Wal-Mart was out front in all respects -- pricing, selection of recent titles, and having sufficient inventory to get through the weekend.
Electronics retailer Best Buy, more than other chains, focused on exclusives and merchandised other recent titles on end-caps, such as "The Matrix Reloaded" and "The Adventures of Indiana Jones" collection.
In the supermarket field, aside from Giant Eagle, stores of traditional grocers like Tops and Kroger seemed to concede the business, and sell on a convenience basis.
"We are pleased with the performance of our promotions," Chuck Porter, director, Iggle entertainment and video, Giant Eagle, Pittsburgh, told SN following Thanksgiving weekend. "Our results this year surpassed last year's numbers" when the animated title "Ice Age" was released Thanksgiving week, he noted.
The big push into the holiday shopping season following Black Friday "looks great," said video analyst Bob Alexander, president, Alexander & Associates, New York. "Following the release of 'Finding Nemo,' the overall market looks really strong this fall," he said.
"With strong blockbuster titles, high consumer interest and more DVD players on the market, it looks like it will be an up quarter," he noted.
DVD player penetration was helped along by price points under $30, and Best Buy advertised a player for $19.99 on the morning of Black Friday. Meanwhile, interest in recordable DVD players is rising as prices decline, and the use of mobile DVD players, especially in cars, is increasing rapidly, according to industry reports.

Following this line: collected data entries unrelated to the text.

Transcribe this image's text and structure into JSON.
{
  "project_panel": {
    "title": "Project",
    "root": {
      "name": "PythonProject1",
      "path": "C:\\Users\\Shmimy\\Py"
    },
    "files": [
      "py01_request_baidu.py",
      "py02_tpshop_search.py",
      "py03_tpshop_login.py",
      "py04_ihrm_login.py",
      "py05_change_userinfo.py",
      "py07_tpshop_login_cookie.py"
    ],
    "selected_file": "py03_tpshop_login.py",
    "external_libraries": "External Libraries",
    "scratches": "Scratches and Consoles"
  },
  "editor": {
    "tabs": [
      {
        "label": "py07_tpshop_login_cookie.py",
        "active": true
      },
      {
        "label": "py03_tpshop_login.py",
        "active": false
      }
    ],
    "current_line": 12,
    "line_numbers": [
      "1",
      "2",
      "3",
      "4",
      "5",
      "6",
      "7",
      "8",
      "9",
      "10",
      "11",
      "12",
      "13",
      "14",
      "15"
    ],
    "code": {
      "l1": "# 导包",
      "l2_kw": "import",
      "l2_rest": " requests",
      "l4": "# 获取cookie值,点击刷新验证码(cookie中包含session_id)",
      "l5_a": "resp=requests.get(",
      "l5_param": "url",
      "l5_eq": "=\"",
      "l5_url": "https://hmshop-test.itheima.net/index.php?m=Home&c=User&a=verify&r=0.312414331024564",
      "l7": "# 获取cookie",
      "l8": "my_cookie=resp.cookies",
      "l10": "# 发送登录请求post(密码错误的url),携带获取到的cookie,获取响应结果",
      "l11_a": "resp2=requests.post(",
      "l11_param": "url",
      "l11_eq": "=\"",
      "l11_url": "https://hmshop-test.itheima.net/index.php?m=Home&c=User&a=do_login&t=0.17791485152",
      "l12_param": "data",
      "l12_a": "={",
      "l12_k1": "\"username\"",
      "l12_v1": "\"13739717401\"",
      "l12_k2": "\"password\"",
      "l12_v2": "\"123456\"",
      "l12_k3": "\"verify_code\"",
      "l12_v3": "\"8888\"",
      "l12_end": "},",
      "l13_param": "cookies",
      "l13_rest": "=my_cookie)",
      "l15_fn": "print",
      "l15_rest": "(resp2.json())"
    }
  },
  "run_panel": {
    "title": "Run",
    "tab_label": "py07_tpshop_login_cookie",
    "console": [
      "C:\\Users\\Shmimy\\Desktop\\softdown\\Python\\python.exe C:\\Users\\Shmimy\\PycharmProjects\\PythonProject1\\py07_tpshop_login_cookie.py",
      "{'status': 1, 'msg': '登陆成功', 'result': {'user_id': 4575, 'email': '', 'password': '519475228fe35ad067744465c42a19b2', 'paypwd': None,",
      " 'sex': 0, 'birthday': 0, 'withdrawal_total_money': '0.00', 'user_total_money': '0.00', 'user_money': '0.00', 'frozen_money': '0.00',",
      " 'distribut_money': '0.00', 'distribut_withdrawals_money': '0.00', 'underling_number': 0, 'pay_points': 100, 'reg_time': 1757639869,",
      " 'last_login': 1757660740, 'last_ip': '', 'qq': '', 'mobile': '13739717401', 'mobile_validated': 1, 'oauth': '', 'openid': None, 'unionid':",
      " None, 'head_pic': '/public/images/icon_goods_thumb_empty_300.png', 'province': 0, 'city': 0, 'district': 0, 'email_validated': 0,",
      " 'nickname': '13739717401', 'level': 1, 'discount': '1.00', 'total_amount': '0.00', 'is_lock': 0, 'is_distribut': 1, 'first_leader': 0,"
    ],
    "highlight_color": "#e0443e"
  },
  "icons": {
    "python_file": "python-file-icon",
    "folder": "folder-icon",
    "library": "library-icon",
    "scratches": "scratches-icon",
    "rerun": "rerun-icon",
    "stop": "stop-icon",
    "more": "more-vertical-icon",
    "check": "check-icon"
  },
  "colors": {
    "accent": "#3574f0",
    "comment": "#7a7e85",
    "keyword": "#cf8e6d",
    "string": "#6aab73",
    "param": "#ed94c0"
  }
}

Giant Eagle ran two promotions that week geared to counter loss-leader pricing of mass merchants. In one that began on the Nov. 25 street date of "Bruce Almighty" and "X2," the retailer offered loyalty card holders an instant $3 savings on the purchase of one, or $10 off the purchase of both. The regular price for a DVD of either title was $19.95. The promotion ran through Nov. 29.
In addition, a three-day promotion beginning Friday, Nov. 27, was advertised heavily in newspaper and in-store materials, and offered select titles for $2, $5 and $7 off the regular prices.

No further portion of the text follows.